The question of whether AI can prepare taxes has moved from speculation to rigorous testing. Earlier this year, Column Tax released TaxCalcBench, an open-source benchmark designed to evaluate how well frontier AI models can calculate personal income tax returns. Their findings were sobering: even the best-performing large language model achieved only 32.35% accuracy on a simplified set of federal-only tax returns.
At Filed, we participated in the TaxCalcBench evaluation to understand where our system stands relative to these baseline measurements. Our results tell an important story, not just about performance metrics, but about what it actually takes to build AI systems that work in the complex reality of tax preparation.

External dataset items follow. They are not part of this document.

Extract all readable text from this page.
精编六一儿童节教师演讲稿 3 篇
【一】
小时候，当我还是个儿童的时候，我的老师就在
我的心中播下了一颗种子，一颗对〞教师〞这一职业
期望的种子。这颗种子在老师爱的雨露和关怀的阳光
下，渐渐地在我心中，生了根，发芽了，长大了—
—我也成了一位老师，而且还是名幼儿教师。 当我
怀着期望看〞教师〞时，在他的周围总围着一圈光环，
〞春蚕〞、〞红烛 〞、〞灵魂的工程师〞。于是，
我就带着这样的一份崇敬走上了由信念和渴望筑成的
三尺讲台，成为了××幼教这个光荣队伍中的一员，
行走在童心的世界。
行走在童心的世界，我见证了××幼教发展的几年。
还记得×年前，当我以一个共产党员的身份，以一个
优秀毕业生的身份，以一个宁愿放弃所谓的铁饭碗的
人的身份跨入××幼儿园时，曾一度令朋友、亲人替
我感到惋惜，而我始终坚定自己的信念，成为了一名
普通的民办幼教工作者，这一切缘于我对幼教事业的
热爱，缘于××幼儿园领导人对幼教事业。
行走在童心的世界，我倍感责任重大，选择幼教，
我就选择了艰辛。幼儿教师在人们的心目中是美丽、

Understanding TaxCalcBench's contribution
Column Tax deserves credit for creating the first rigorous, open-source benchmark for AI tax calculation. TaxCalcBench tests models on 51 Tax Year 2024 federal tax returns, covering various filing statuses, income sources, and common credits and deductions. The benchmark focuses specifically on the calculation phase of tax preparation: given complete, correctly formatted information, can an AI model compute the tax return accurately?
The evaluation criteria are unforgiving, as they should be for tax preparation. A tax return is considered "correct" only if every evaluated field matches the expected value exactly. This strict metric reflects the reality of tax filing: the IRS doesn't accept returns that are "close enough." If Line 16 shows $2,789 in tax owed but the correct amount is $2,792, the return is wrong. Period. There's no partial credit in tax compliance. The benchmark also reports a "lenient" metric allowing for plus-or-minus $5 differences per line, which provides useful diagnostic information about error patterns but has no practical relevance for actual tax filing.